Another major challenge in the appropriate management of these individuals is the place of care. Traditionally, mentally disabled persons residing in institutions were totally dependent on their caregivers for their nutrient intake and their quality of life. The role of institutions in the care of mentally disabled persons has come into question recently and the size of the institutionalised population has been drastically reduced. The trend that has developed is for mentally disabled persons to be discharged and to remain in highly supported settings in the community.21 These community-based mental health systems of care for mentally disabled persons and their families involve innovative approaches to improve access, utilisation, financing, clinical efficacy and cost-effectiveness of mental health services provided within the context of their home communities.22

This trend has recently been evaluated in more than 2 000 individuals in California. After transfer from institutions into the community, risk-adjusted odds for mortality in adults was estimated to be between 72% (1980 -1992)23 and 67% (1993 - 1997)24 higher in the community than in institutions.
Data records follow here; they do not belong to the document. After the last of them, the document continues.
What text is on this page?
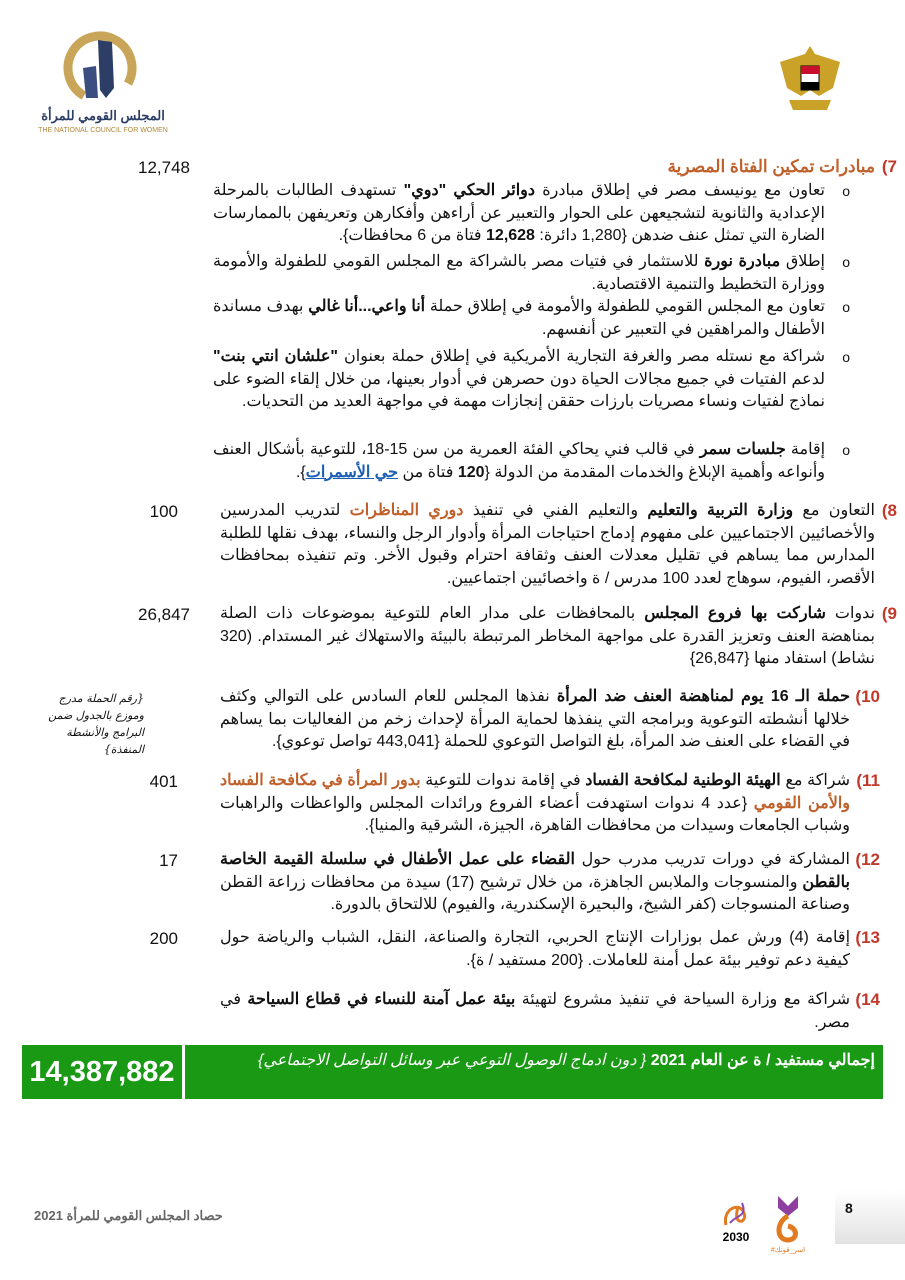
المجلس القومي للمرأة
THE NATIONAL COUNCIL FOR WOMEN
7)
مبادرات تمكين الفتاة المصرية
12,748
{رقم الحملة مدرج وموزع بالجدول ضمن البرامج والأنشطة المنفذة}
14,387,882	إجمالي مستفيد / ة عن العام 2021 { دون ادماج الوصول التوعي عبر وسائل التواصل الاجتماعي}
حصاد المجلس القومي للمرأة 2021
2030
#اسر_قوتك
8
o
تعاون مع يونيسف مصر في إطلاق مبادرة دوائر الحكي "دوي" تستهدف الطالبات بالمرحلة الإعدادية والثانوية لتشجيعهن على الحوار والتعبير عن أراءهن وأفكارهن وتعريفهن بالممارسات الضارة التي تمثل عنف ضدهن {1,280 دائرة: 12,628 فتاة من 6 محافظات}.
o
إطلاق مبادرة نورة للاستثمار في فتيات مصر بالشراكة مع المجلس القومي للطفولة والأمومة ووزارة التخطيط والتنمية الاقتصادية.
o
تعاون مع المجلس القومي للطفولة والأمومة في إطلاق حملة أنا واعي...أنا غالي بهدف مساندة الأطفال والمراهقين في التعبير عن أنفسهم.
o
شراكة مع نستله مصر والغرفة التجارية الأمريكية في إطلاق حملة بعنوان "علشان انتي بنت" لدعم الفتيات في جميع مجالات الحياة دون حصرهن في أدوار بعينها، من خلال إلقاء الضوء على نماذج لفتيات ونساء مصريات بارزات حققن إنجازات مهمة في مواجهة العديد من التحديات.
o
إقامة جلسات سمر في قالب فني يحاكي الفئة العمرية من سن 15-18، للتوعية بأشكال العنف وأنواعه وأهمية الإبلاغ والخدمات المقدمة من الدولة {120 فتاة من حي الأسمرات}.
8)
التعاون مع وزارة التربية والتعليم والتعليم الفني في تنفيذ دوري المناظرات لتدريب المدرسين والأخصائيين الاجتماعيين على مفهوم إدماج احتياجات المرأة وأدوار الرجل والنساء، بهدف نقلها للطلبة المدارس مما يساهم في تقليل معدلات العنف وثقافة احترام وقبول الأخر. وتم تنفيذه بمحافظات الأقصر، الفيوم، سوهاج لعدد 100 مدرس / ة واخصائيين اجتماعيين.
100
9)
ندوات شاركت بها فروع المجلس بالمحافظات على مدار العام للتوعية بموضوعات ذات الصلة بمناهضة العنف وتعزيز القدرة على مواجهة المخاطر المرتبطة بالبيئة والاستهلاك غير المستدام. (320 نشاط) استفاد منها {26,847}
26,847
10)
حملة الـ 16 يوم لمناهضة العنف ضد المرأة نفذها المجلس للعام السادس على التوالي وكثف خلالها أنشطته التوعوية وبرامجه التي ينفذها لحماية المرأة لإحداث زخم من الفعاليات بما يساهم في القضاء على العنف ضد المرأة، بلغ التواصل التوعوي للحملة {443,041 تواصل توعوي}.
11)
شراكة مع الهيئة الوطنية لمكافحة الفساد في إقامة ندوات للتوعية بدور المرأة في مكافحة الفساد والأمن القومي {عدد 4 ندوات استهدفت أعضاء الفروع ورائدات المجلس والواعظات والراهبات وشباب الجامعات وسيدات من محافظات القاهرة، الجيزة، الشرقية والمنيا}.
401
12)
المشاركة في دورات تدريب مدرب حول القضاء على عمل الأطفال في سلسلة القيمة الخاصة بالقطن والمنسوجات والملابس الجاهزة، من خلال ترشيح (17) سيدة من محافظات زراعة القطن وصناعة المنسوجات (كفر الشيخ، والبحيرة الإسكندرية، والفيوم) للالتحاق بالدورة.
17
13)
إقامة (4) ورش عمل بوزارات الإنتاج الحربي، التجارة والصناعة، النقل، الشباب والرياضة حول كيفية دعم توفير بيئة عمل أمنة للعاملات. {200 مستفيد / ة}.
200
14)
شراكة مع وزارة السياحة في تنفيذ مشروع لتهيئة بيئة عمل آمنة للنساء في قطاع السياحة في مصر.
In the case of children with severe mental retardation and a fragile medical condition, the consequences of the current trend toward de- institutionalisation were reduced mobility, reduced use of tube feeding and an associated risk- adjusted 25% increase in mortality rate.
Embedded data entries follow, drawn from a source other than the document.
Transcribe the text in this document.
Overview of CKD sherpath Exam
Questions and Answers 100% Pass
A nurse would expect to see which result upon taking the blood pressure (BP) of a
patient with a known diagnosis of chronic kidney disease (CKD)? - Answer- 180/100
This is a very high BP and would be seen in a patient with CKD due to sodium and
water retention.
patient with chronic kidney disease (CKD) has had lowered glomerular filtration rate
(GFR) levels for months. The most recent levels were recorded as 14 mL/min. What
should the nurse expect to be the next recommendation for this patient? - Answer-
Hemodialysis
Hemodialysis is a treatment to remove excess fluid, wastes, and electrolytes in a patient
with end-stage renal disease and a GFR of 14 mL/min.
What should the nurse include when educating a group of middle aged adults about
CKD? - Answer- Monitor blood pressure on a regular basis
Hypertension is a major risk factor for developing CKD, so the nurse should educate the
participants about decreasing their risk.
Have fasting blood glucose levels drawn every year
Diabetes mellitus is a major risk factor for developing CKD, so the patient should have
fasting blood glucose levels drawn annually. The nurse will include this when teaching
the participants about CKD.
There exists, therefore, a need to ensure continuous, consistent and competent medical care and supervision in the community, and it is imperative to weigh such considerations for an individual when making choices between institutional versus community-based care.23-27 Nevertheless, and although there seems to be some resistance to the establishment of group homes for mentally disabled adults,28 the benefit of successful placement would appear to be invaluable, since some follow up studies have reported that some individuals did not have any major problems with daily living skills, and serious behaviour problems were uncommon. These individuals were more satisfied with their new homes, and felt happier, healthier and more independent since their discharge.21 They also expressed satisfaction with their present environment and had no desire to return to the institution. Community adjustment of mentally disabled persons regarding daily living skills remained unchanged, being average in level of performance and requiring an average amount of supervision. These gains, however, have to be considered in the light of the additional burden placed upon the care infrastructure as highlighted by an increased use of primary care and expert psychiatric service needed following resettlement in the community.29,30 The additional training needs created by such de-institutionalisation included:

  • training of basic teaching skills, behavioural training and self-management skills to support staff31,32
  • help and advice to staff involved in nutrition and care of persons with feeding problems
  • emotional support for the staff in the form of team-building skills33
  • food safety training: safe food storage, preparation and handling procedures34
  • training on nutritional practices (menu development, meal preparation).35

Recent findings appear to indicate that there will always be a need for psychiatric mentally disabled individuals to be institutionalised at an estimated 30 psychiatric mentally disabled beds per 100 000 population.36 These patients are totally dependent on the skills, knowledge and dedication of their caregivers for their quality of life. For the remainder of such individuals, there remains an urgent need for continued research that addresses the definition and creation of adequate standards regarding the best place for their care. In conclusion, there is at present no perfect solution to the many difficulties in providing optimal care to mentally disabled persons. In the interim, however, the golden rule of avoiding and preventing the potential and actual detrimental effects of malnutrition by providing an optimal diet must be one of the major considerations in their care. We remain dependent, however, on further research in this field and a national policy that will help improve their overall care and management.